The objective of this exercise is to explore techniques for enriching a stream of financial trades with customer information arriving as a stream of customer updates. There are different ways of thinking about enrichment joins, and the purpose of this exercise is to explore some variations on this theme.

We’ve implemented sources for both the Trade and Customer streams. These sources are simple simulations, and only provide events about one customer, and that customer’s trades. These two streams can be joined on a customerId field that they have in common.

Timing

When organized by event time, these two streams behave as shown below – we first learn about the Customer at time 0, and then again at time 500, etc. – and the first Trade occurs at time 1000, and so on:

Streams organized by event time

However, when looked at in processing time, both streams happen to arrive in-order, but are racing against each other. For example, the second Customer record is earlier than the first Trade, in event time, but arrives later in processing time:

Streams organized by processing time

Data Types

The Trade records contain:

timestamp      : long    // timestamp (milliseconds since the epoch)
customerId     : long    // a unique id for each event
tradeInfo      : String  // payload

The Customer records contain:

timestamp      : long    // timestamp (milliseconds since the epoch)
customerId     : long    // a unique id for each event
customerInfo   : String  // payload

The result of the enrichment join will be an EnrichedTrade:

trade          : Trade
customer       : Customer

You will find these basic types defined here:

Processing Time Join

This is the simplest approach for implementing an enrichment join, and it is suitable for use cases, such as fraud detection, where precise, deterministic results are not imperative. Here the general idea is to immediately join each trade with whatever customer information is available. If nothing is yet known about the customer, wait until the current watermark reaches the timestamp of the trade – to give the customer stream a chance to catch-up – before taking further action.

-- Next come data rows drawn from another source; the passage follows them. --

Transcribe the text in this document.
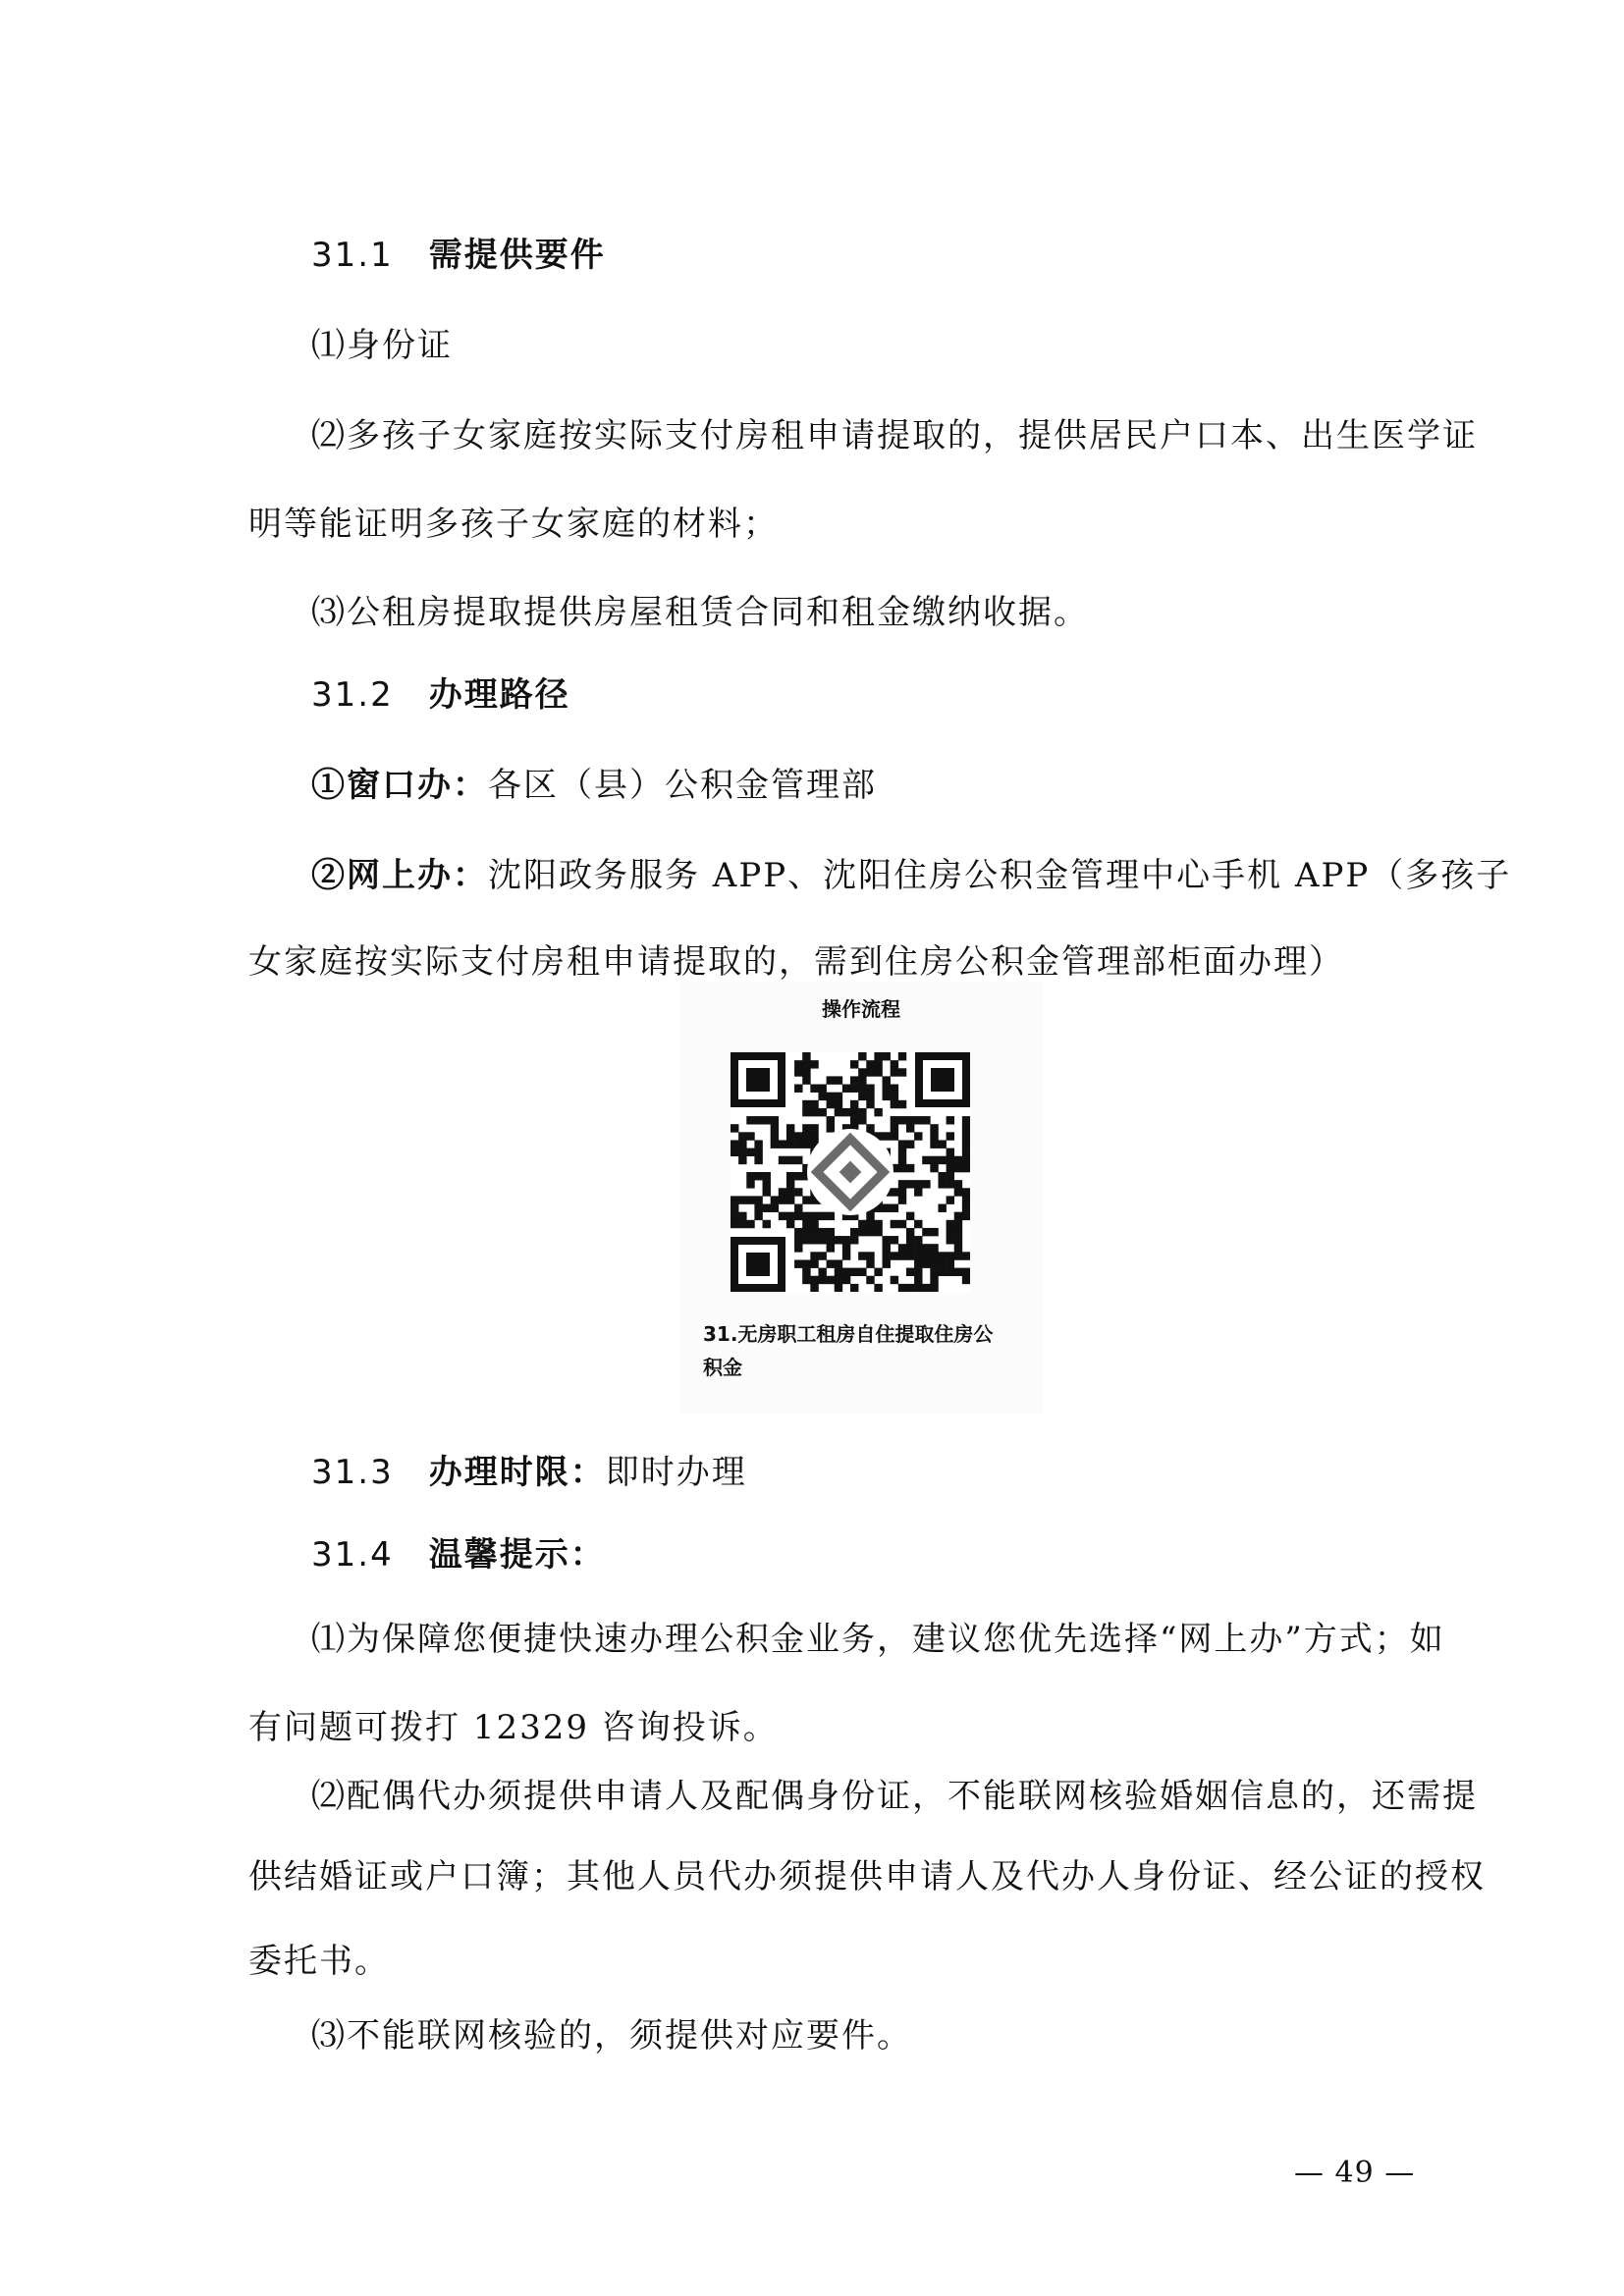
31.1 需提供要件
⑴身份证
⑵多孩子女家庭按实际支付房租申请提取的，提供居民户口本、出生医学证
明等能证明多孩子女家庭的材料；
⑶公租房提取提供房屋租赁合同和租金缴纳收据。
31.2 办理路径
①窗口办：各区（县）公积金管理部
②网上办：沈阳政务服务 APP、沈阳住房公积金管理中心手机 APP（多孩子
女家庭按实际支付房租申请提取的，需到住房公积金管理部柜面办理）
操作流程
31.无房职工租房自住提取住房公
积金
31.3 办理时限：即时办理
31.4 温馨提示：
⑴为保障您便捷快速办理公积金业务，建议您优先选择“网上办”方式；如
有问题可拨打 12329 咨询投诉。
⑵配偶代办须提供申请人及配偶身份证，不能联网核验婚姻信息的，还需提
供结婚证或户口簿；其他人员代办须提供申请人及代办人身份证、经公证的授权
委托书。
⑶不能联网核验的，须提供对应要件。
— 49 —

At that point, if the customer is still missing, either drop the trade (i.e., implement an inner join) or join the trade with an null customer record (an outer join).

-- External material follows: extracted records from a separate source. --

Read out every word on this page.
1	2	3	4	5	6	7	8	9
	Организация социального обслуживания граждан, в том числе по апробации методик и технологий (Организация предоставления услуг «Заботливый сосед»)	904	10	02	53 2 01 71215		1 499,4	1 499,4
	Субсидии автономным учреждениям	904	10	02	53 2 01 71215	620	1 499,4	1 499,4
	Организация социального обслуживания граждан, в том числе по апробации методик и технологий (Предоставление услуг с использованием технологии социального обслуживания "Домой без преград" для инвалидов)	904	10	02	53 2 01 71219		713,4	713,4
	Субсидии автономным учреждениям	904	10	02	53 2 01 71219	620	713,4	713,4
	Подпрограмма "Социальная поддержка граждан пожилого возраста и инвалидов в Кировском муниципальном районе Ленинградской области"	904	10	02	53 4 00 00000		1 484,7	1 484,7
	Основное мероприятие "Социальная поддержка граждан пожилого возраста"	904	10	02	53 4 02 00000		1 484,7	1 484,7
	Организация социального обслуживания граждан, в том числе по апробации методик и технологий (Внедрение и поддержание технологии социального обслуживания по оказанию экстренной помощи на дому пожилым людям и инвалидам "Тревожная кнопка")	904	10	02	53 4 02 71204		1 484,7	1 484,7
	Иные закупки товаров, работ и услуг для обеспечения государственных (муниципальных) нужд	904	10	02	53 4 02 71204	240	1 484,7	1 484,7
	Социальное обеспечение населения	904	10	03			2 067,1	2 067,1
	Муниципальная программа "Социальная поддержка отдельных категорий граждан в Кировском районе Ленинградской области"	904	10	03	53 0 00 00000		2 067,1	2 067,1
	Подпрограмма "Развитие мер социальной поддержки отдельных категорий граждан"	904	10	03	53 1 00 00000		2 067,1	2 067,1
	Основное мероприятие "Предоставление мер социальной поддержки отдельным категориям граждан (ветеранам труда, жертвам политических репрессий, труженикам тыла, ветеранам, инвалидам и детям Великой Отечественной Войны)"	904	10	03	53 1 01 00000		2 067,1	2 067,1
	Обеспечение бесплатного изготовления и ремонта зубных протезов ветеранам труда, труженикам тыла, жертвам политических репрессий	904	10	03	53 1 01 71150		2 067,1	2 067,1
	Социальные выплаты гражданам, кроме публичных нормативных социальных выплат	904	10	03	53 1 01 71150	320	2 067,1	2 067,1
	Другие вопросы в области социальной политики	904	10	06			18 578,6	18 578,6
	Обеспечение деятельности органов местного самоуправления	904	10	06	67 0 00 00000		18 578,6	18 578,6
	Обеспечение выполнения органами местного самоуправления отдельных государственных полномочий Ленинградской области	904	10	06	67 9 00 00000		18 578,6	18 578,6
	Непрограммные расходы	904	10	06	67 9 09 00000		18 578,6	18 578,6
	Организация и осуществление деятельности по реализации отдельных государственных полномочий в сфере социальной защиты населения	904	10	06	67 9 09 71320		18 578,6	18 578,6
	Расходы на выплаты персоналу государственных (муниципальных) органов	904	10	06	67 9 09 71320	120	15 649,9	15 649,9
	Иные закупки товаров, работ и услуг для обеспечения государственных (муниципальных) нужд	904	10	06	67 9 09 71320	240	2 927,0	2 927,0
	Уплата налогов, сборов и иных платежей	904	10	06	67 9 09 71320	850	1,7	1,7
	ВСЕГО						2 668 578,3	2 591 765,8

You will find a working implementation of such a join in the ProcessingTimeJoinExercise class.

Exercise

Our solution stores the pending Trade records for each Customer in a

MapState<Long, Trade>

where the keys are the timestamps of the trades for which we’ve created timers, waiting to see if customer data will arrive.

This has the limitation that the pending trades need to have unique timestamps. Your task here is to improve the implementation to use a

MapState<Long, List<Trade>>

instead.

Event Time Join

Processing time joins are easy to implement, and can be produced with minimal latency, but are unsuitable for some applications. If you need reproducible, deterministic results, the enrichment should instead be done using the latest customer information that was knowable at the time of the trade.

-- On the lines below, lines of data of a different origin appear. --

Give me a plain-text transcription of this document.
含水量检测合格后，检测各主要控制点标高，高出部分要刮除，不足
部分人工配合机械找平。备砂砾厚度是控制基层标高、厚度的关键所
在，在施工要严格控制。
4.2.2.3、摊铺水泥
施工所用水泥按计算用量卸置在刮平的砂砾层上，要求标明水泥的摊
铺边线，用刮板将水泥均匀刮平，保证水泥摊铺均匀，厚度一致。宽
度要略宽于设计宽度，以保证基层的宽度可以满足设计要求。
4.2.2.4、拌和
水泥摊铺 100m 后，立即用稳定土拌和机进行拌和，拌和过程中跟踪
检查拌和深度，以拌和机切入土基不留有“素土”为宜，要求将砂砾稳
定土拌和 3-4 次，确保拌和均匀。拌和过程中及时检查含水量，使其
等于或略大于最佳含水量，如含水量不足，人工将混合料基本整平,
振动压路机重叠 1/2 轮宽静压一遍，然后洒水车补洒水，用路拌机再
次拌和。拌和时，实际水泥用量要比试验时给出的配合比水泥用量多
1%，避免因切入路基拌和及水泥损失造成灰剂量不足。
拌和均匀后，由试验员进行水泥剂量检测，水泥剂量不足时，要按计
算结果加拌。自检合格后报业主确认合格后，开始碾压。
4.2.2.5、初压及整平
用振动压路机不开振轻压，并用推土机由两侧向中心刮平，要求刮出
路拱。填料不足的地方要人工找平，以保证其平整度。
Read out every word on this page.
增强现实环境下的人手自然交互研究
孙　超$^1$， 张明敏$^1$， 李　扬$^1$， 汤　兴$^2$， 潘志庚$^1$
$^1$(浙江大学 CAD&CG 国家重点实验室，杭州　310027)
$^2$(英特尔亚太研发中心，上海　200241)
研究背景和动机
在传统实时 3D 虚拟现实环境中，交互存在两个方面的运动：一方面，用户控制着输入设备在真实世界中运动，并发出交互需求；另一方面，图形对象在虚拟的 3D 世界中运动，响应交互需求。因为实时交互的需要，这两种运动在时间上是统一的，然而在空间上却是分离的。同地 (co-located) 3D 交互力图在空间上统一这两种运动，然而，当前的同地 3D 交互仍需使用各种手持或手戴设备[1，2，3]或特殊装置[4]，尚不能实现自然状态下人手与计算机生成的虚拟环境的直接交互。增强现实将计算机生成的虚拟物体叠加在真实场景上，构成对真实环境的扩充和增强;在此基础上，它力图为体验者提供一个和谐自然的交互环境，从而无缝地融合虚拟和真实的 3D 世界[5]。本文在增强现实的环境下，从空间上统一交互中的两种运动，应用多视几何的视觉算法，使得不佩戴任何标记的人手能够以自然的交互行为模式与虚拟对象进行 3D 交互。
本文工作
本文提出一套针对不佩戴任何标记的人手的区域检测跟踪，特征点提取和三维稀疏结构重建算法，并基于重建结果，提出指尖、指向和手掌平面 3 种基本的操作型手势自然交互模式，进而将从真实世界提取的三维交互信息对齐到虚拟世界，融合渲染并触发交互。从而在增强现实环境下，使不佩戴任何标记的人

Here’s what’s involved in doing an event time join:

  1. Store each trade in keyed state until the current watermark reaches the trade’s timestamp.

  2. Store all possibly relevant customer records (rather than only the latest one as we did in the processing-time join).

  3. When the time is right, join the appropriate version of the customer info to each trade.

  4. Eventually clear customer data that will no longer be needed.

You will find a working implementation of such a join in the EventTimeJoinExercise class.

Tests

You will find tests for this implementation in

com.dataartisans.flinktraining.exercises.datastream_java.process.EventTimeJoinTest

Exercise

  1. Extend this implementation to handle late Trades. This will require being less aggressive about expiring Customer records.

  2. Implement a low-latency variant that immediately joins with available Customer data, if any, and then emits an updated result if a Customer update arrives.

  3. Extra credit: Extend the tests to cover this new functionality.